Molti batteri motili, come Escherichia coli, esplorano continuamente lo spazio circostante alla ricerca delle migliori condizioni di crescita.

Come animali da pascolo, se lasciati in uno spazio aperto, i batteri diffondono e si distribuiscono uniformemente sui “prati” ovunque il cibo sia disponibile. Radunarli è una delle responsabilità più difficili, soprattutto quando questi sono numerosi e corrono velocemente.

Un gruppo di ricercatori del Dipartimento di Fisica della Sapienza ha dimostrato che microscopici spot di luce, come migliaia di cani pastore, possono radunare anche i batteri più veloci in un’area ristretta. Ciò è possibile solo se i batteri sono geneticamente modificati per produrre proteorodopsina, una pompa protonica che, come un mini pannello solare, sfrutta l’energia luminosa per muovere i flagelli. Lo studio, pubblicato su “Nature Communications”, è frutto della collaborazione della Sapienza con il CNR-Nanotec e l’Istituto italiano di tecnologia.

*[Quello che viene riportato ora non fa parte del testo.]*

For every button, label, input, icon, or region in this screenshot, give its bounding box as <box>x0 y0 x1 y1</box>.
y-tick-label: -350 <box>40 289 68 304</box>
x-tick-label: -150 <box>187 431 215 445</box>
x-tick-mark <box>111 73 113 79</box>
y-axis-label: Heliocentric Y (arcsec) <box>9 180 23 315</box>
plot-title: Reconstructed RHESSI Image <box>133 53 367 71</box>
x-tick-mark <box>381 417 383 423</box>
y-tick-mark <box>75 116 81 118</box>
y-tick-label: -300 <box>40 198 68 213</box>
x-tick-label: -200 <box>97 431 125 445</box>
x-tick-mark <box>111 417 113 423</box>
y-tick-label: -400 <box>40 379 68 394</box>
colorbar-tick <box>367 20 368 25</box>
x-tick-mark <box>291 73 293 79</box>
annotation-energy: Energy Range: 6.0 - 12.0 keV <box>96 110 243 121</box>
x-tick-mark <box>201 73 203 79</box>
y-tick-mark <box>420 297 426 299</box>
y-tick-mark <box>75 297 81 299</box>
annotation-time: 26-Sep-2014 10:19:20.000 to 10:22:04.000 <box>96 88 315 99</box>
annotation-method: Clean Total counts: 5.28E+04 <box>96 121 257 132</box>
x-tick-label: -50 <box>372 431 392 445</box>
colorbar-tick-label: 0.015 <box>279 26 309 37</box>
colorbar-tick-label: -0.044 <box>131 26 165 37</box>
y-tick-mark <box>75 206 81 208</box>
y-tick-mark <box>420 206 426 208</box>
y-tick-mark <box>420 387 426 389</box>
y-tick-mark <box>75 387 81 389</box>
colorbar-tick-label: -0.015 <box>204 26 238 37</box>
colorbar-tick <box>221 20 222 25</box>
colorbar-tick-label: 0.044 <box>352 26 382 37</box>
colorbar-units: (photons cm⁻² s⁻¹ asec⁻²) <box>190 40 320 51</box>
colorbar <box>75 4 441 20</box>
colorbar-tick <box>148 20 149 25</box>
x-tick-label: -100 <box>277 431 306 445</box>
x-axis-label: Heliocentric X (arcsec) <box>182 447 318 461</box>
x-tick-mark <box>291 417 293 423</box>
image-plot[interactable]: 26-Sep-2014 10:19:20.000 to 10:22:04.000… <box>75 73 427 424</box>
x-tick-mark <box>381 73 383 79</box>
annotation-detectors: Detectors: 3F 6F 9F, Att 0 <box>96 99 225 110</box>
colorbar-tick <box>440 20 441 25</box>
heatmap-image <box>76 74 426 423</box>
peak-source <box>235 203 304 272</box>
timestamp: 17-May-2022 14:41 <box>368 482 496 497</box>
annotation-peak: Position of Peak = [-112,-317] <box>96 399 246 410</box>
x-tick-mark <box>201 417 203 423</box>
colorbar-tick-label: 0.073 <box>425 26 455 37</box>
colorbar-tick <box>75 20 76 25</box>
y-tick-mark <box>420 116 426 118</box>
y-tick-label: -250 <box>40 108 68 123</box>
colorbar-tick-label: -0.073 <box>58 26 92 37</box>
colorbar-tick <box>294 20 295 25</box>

“Questi batteri – spiega Helena Massana-Cid, ricercatrice del Dipartimento di Fisica della Sapienza e primo nome dello studio – si muovono velocemente quando la luce è intensa e più lentamente nelle zone buie. Quindi, per radunarli è stato utilizzato un proiettore di luce controllato dal computer e costituito da minuscoli riflettori puntati sulle singole cellule, in grado di spegnere rapidamente la luce sui batteri che cercavano di fuggire dall’area di raccolta”.

Grazie a una fotocamera digitale associata al microscopio i ricercatori hanno ottenuto le immagini delle sospensioni di batteri, che sono state elaborate in tempo reale attraverso trasformazioni geometriche, per poi essere proiettate sul campione con un ritardo temporale fissato. Così, muovendosi illuminati da questa immagine deformata del loro passato, migliaia di batteri possono dirigersi insieme, come un branco, verso una specifica regione.

Le particelle in grado di consumare energia per muoversi attivamente, come i batteri motili, fanno parte di un’ampia classe di sistemi di non-equilibrio, sia sintetici che biologici, chiamati collettivamente “materia attiva”. Sebbene prevedere e controllare il comportamento di questi sistemi risulti una sfida ancora aperta a cavallo tra fisica e biologia, questo esperimento apre la strada a sviluppi interessanti sia negli aspetti fondamentali della fisica del non-equilibrio, che nelle sue applicazioni.

“A livello fondamentale – conclude Roberto Di Leonardo del Dipartimento di Fisica della Sapienza e coordinatore dello studio – siamo riusciti a stabilire una relazione matematica tra le proprietà geometriche dei pattern di luce proiettati e il modo in cui i batteri rispondono distribuendosi nello spazio. Riguardo invece le future applicazioni, la luce potrebbe essere utilizzata per intrappolare e trasportare nuvole di particelle attive in laboratori miniaturizzati, che sfruttano l’energia meccanica per azionare micro-macchine con componenti sia biologiche e che sintetiche”.